Certains le connectent directement à l'objectif d'une caméra, réalisant ainsi une vidéoendoscopie. Cette méthode n'est pas adaptée à la pratique endoscopique en microchirurgie (dangereux perte de controle du champ opératoire lorsque l'opérateur regarde l'écran vidéo "endoscope en position intra-oculaire").
Par contre il est vivement recommandé d'utiliser un ensemble optronique ( endoscope constitué d'un objectif optique et d'un corps d'oculaire électronique de type CCD intégré) pour recueillir une image de meilleure qualité tout en requérant beaucoup moins de lumière d'éclairage : cet endoscope optronique sera connecté directement à l'endomicroscope pour permettre de travailler sur une image électronique directement à travers le binoculaire du microscope opératoire.
Tous les microendoscopes sont d'ailleurs réalisés sur le même principe de base : wolf, olympus, storz, et sont tous adaptables à l'endomicroscope.
Les microendoscopes peuvent être purement optiques (image optique, transmission optique), ou optronique (image optique transmise de maniere électronique). Peut-être pourront-ils être bientôt "tout électronique" ( nécessitant alors un capteur ccd comme objectif, prouesse technologique pour 1 mm de diamètre ).
L'important n'est pas tant le moyen physique utilisé que le résultat, la qualité de l'image endoscopique.

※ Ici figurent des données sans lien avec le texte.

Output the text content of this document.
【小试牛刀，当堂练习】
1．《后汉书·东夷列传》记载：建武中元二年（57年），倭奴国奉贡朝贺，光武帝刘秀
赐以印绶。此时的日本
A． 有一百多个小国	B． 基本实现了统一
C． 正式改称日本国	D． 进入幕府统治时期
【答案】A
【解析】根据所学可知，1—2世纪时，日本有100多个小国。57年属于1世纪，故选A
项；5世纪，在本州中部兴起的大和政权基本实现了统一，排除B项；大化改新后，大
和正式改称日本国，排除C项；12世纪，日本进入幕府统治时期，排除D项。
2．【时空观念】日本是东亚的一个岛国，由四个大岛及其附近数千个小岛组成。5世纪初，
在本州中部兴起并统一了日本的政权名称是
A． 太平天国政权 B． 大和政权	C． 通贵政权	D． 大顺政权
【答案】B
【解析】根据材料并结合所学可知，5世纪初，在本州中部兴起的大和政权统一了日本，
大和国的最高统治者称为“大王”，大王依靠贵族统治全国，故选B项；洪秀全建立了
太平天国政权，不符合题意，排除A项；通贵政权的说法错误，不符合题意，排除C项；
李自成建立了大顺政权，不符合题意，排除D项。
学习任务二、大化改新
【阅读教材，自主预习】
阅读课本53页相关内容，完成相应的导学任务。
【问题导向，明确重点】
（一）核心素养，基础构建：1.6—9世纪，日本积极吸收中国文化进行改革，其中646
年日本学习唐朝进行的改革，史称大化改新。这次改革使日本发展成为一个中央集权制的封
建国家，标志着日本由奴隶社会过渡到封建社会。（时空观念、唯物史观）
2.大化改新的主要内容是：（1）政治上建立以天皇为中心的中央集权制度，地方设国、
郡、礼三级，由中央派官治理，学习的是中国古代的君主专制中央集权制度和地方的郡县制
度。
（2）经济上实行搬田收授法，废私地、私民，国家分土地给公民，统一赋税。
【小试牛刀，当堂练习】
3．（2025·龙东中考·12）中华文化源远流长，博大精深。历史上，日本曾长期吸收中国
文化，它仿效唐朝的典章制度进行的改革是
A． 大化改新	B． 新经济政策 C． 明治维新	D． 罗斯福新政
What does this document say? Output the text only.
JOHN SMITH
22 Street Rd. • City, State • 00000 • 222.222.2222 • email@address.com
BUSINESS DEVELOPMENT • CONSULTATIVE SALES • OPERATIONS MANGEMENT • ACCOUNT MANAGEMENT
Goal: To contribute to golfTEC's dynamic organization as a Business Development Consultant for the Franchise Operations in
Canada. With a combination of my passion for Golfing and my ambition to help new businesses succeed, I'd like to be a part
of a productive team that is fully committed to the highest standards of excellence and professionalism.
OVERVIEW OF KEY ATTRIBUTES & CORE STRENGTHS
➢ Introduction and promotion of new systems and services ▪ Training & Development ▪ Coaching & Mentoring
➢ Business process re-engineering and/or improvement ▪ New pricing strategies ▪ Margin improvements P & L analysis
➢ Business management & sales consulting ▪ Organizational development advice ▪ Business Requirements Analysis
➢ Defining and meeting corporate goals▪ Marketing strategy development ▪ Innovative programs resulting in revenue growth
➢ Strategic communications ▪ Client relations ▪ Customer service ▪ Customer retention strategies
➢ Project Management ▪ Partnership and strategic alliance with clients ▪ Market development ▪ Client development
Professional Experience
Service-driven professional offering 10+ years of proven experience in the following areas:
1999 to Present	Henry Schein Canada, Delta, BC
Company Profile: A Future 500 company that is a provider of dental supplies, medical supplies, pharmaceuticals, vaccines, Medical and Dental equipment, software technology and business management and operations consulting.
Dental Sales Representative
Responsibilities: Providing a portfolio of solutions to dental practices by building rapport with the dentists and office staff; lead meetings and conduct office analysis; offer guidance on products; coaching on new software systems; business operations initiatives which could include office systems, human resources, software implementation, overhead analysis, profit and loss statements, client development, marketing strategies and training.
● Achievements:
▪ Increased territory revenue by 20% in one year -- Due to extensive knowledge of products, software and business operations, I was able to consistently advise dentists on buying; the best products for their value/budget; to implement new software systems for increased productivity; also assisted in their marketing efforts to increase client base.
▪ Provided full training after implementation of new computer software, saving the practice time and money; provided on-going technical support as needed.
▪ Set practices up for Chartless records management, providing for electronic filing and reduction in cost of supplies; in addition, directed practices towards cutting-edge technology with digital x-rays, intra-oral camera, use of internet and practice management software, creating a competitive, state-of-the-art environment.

Le microchirurgien est trop habitué a l'excellence de l'imagerie du microscope opératoire pour se contenter d'images endoscopiques médiocres.

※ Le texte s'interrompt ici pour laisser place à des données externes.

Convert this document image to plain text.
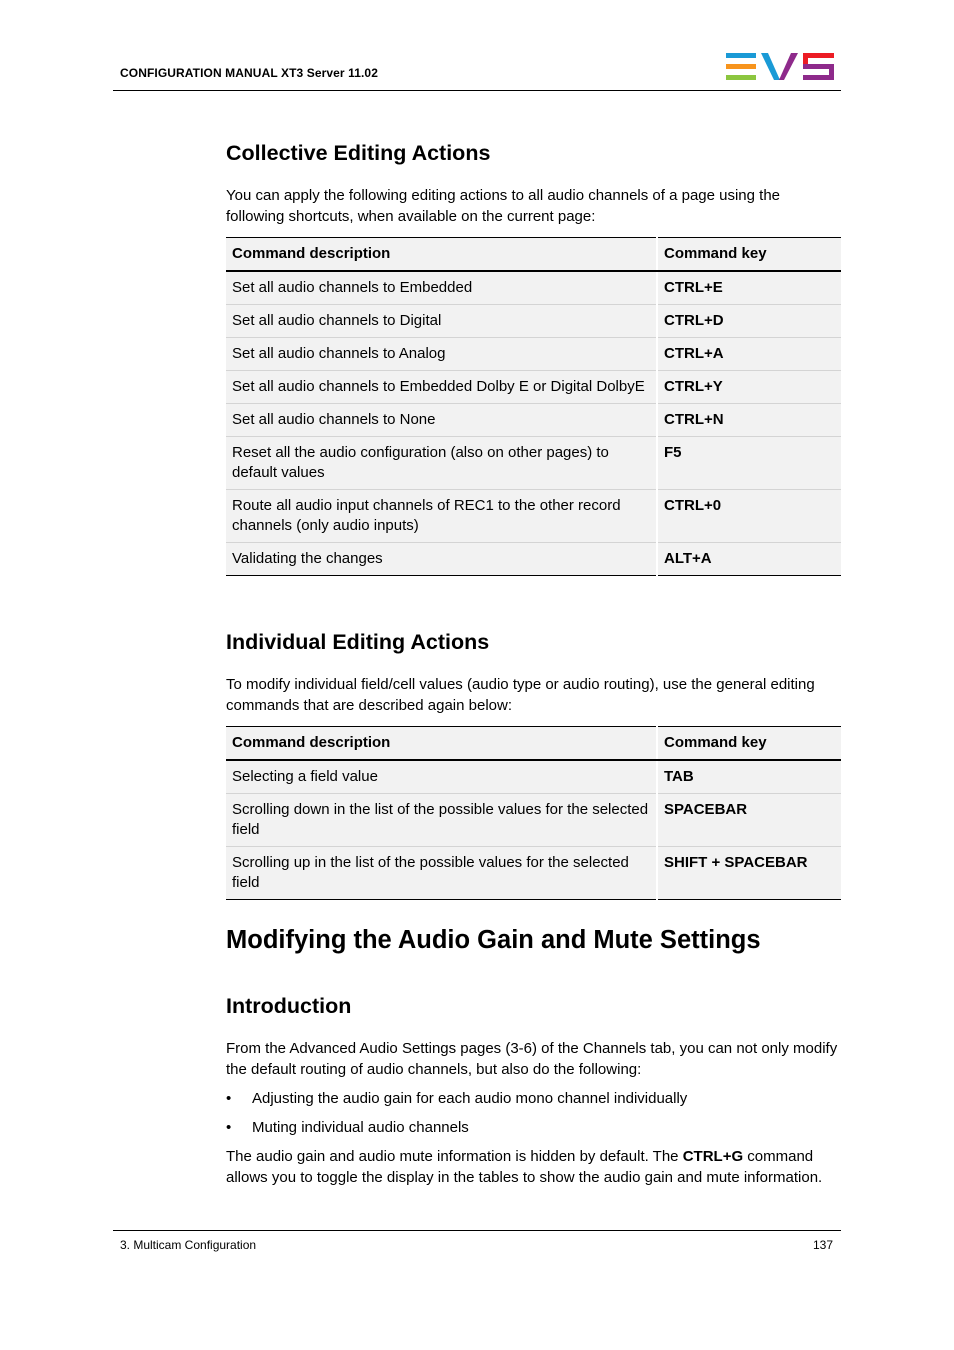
CONFIGURATION MANUAL XT3 Server 11.02
Collective Editing Actions

You can apply the following editing actions to all audio channels of a page using the following shortcuts, when available on the current page:

Command description	Command key
Set all audio channels to Embedded	CTRL+E
Set all audio channels to Digital	CTRL+D
Set all audio channels to Analog	CTRL+A
Set all audio channels to Embedded Dolby E or Digital DolbyE	CTRL+Y
Set all audio channels to None	CTRL+N
Reset all the audio configuration (also on other pages) to default values	F5
Route all audio input channels of REC1 to the other record channels (only audio inputs)	CTRL+0
Validating the changes	ALT+A
Individual Editing Actions

To modify individual field/cell values (audio type or audio routing), use the general editing commands that are described again below:

Command description	Command key
Selecting a field value	TAB
Scrolling down in the list of the possible values for the selected field	SPACEBAR
Scrolling up in the list of the possible values for the selected field	SHIFT + SPACEBAR
Modifying the Audio Gain and Mute Settings
Introduction

From the Advanced Audio Settings pages (3-6) of the Channels tab, you can not only modify the default routing of audio channels, but also do the following:

• Adjusting the audio gain for each audio mono channel individually
• Muting individual audio channels

The audio gain and audio mute information is hidden by default. The CTRL+G command allows you to toggle the display in the tables to show the audio gain and mute information.

3. Multicam Configuration	137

L'endomicroscope s'intercale entre les oculaires et l'objectif du microscope.

Tous les microscopes sont connectables, méritant chacun une pièce spécifique de couplage (moller-wedel, zeiss, wild, topcon, )

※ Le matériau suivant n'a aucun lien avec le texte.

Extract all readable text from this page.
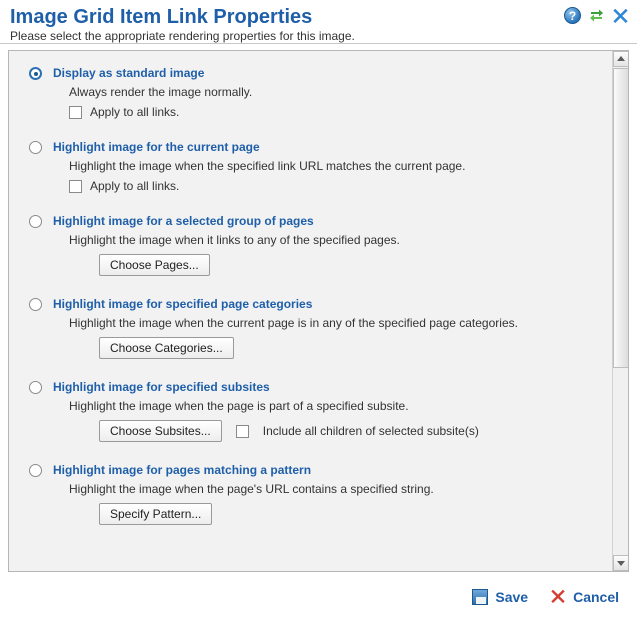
Image Grid Item Link Properties
Please select the appropriate rendering properties for this image.
?
Display as standard image
Always render the image normally.
Apply to all links.
Highlight image for the current page
Highlight the image when the specified link URL matches the current page.
Apply to all links.
Highlight image for a selected group of pages
Highlight the image when it links to any of the specified pages.
Choose Pages...
Highlight image for specified page categories
Highlight the image when the current page is in any of the specified page categories.
Choose Categories...
Highlight image for specified subsites
Highlight the image when the page is part of a specified subsite.
Choose Subsites...	Include all children of selected subsite(s)
Highlight image for pages matching a pattern
Highlight the image when the page's URL contains a specified string.
Specify Pattern...
Save	Cancel
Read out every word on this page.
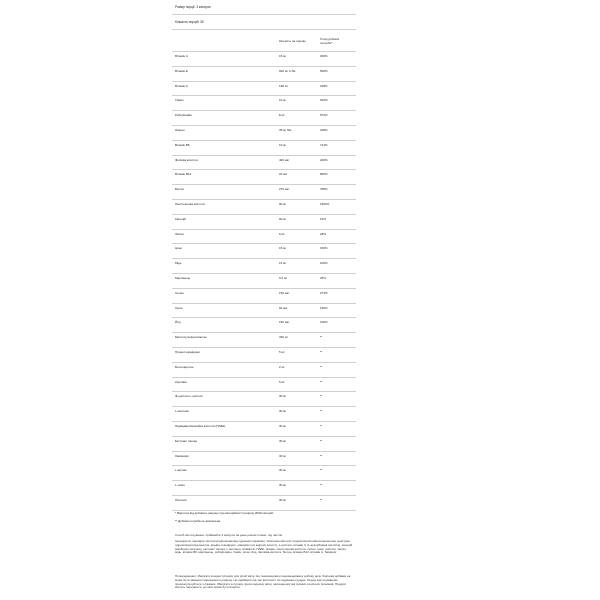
Розмір порції: 3 капсули
Кількість порцій: 30
Кількість на порцію	% від добової
потреби*
Вітамін А	15 мг	300%
Вітамін Е	600 мг α-ТЕ	500%
Вітамін С	198 мг	248%
Тіамін	10 мг	910%
Рибофлавін	8 мг	572%
Ніацин	35 мг NE	228%
Вітамін В6	10 мг	714%
Фолієва кислота	400 мкг	200%
Вітамін В12	20 мкг	800%
Біотин	270 мкг	780%
Пантотенова кислота	90 мг	1500%
Кальцій	60 мг	16%
Залізо	6 мг	28%
Цинк	15 мг	150%
Мідь	15 мг	100%
Марганець	0.5 мг	25%
Селен	150 мкг	273%
Хром	60 мкг	150%
Йод	150 мкг	100%
Метилсульфонілметан	330 мг	**
Проантоціанідини	5 мг	**
Бета каротин	2 мг	**
Кропива	5 мг	**
Ф-цистеїн L-цистеїн	30 мг	**
L-метіонін	30 мг	**
Параамінобензойна кислота (ПАБК)	30 мг	**
Екстракт хвоща	30 мг	**
Ламінарія	30 мг	**
L-аргінін	30 мг	**
L-лізин	30 мг	**
Лізолеїн	30 мг	**
* Відсоток від добового раціону при калорійності раціону 2000 калорій.
** Добова потреба не визначена.
Спосіб застосування: приймайте 3 капсули на день разом із їжею, під час їжі.
Інгредієнти: препарат метилсульфонілметану (двоокис кремнію), оболонка капсули (гідроксипропілметилцелюлоза, декстрин, гідроксипропілцелюлоза, альфа-токоферол, магнієві солі жирних кислот), L-цистеїн, вітамін С (L-аскорбінова кислота), кальцій (карбонат кальцію), екстракт хвоща, L-метіонін, вітамін Е, ПАБК, ніацин, пантотенова кислота, селен, цинк, цистеїн, залізо, мідь, вітамін В6, марганець, рибофлавін, тіамін, хром, йод, фолієва кислота, біотин, вітамін В12, вітамін А, барвник.
Попередження: зберігати в недоступному для дітей місці. Не перевищувати рекомендовану добову дозу. Харчова добавка не може бути заміною повноцінного раціону. Не приймати під час вагітності та годування груддю. Перед застосуванням проконсультуйтеся з лікарем. Зберігати в сухому прохолодному місці, захищеному від прямих сонячних променів. Продукт містить інгредієнти, до яких може бути алергія.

L'opérateur se trouve ainsi confiné "dans un ensemble de champs d'observation sous contrôle permanent dans les binoculaires du microscope opératoire", champs choisis à sa convenance en fonction des nécessités interventionnelles, soit frontal (axial) pour le champ microscope, soit sagittal (latéral) pour le champ endoscopique.
Les générateurs de lumiere froide au xénon 300 watts sont conseillés, avec variateur de puissance à la demande.
Les conducteurs les mieux adaptés sont des cables dont le contenant est un liquide, permettant d'augmenter de 30% environs la transmission de lumière.

L'abord endoscopique peut se faire soit en segment antérieur, soit postérieur.
Le plus souvent, l'endoscope emprunte les voies d'abord d'instruments antérieurs (sonde phaco, micromanipulateur, canule d'irrigation, ), ou postérieurs (vitréotome, sonde d'endoillumination, ).
Cependant, un certain nombre d'indications imposent à l'endoscope une voie d'abord sélective (glaucomes réfractaires, CEIO, )
En segment postérieur, l'endoscopie rend le plus souvent obsolète l'utilisation de la sonde d'endoillumination remplacée judicieusement par le seul éclairage de l'endoscope : il est inutile de multiplier les sources d'éclairage intra-oculaires simultanément.
Plus l'abord endoscopique sera antérieur, plus l'obliquite de l'axe interventionnel d'observation de l'endoscope sera important.
Trois abords principaux peuvent être définis :

L'endoscope est toujours introduit éteint afin de minimiser les temps d'exposition de la lumiere d'éclairage. Il est souvent précédé en segment antérieur d'injection de substance visco-élastique pour avoir un espace d'examen bien dilaté, respectant mieux les contraintes de distance focale qu'exige la microendoscopie.
L'introduction intra-oculaire de l'endoscope, ses déplacements et sa situation exacte à tous moments de l'intervention sont contrôlés par le microscope opératoire. La commutation "endoscopique", avec mise en fonction de la lumière d'éclairage de l'endoscope (système"endomicroscope", cf matériel) permet l'observation du champ d'examen endoscopique "toujours sous binoculaire du microscope opératoire"). L'opérateur passera ainsi en permanence de la vision des champs d'observation du microscope opératoire (axial), à ceux de l'endoscope (sagittal). L'apprentissage du "réflexe de défocalisation", l'arrêt automatique d'éclairage endoscopique en commutation "microscope", et le liquide d'irrigation-refroidissement de sonde en cours d'examen endoscopique permettent d'éviter les risques de phototraumatismes par la lumière d'éclairage endoscopique.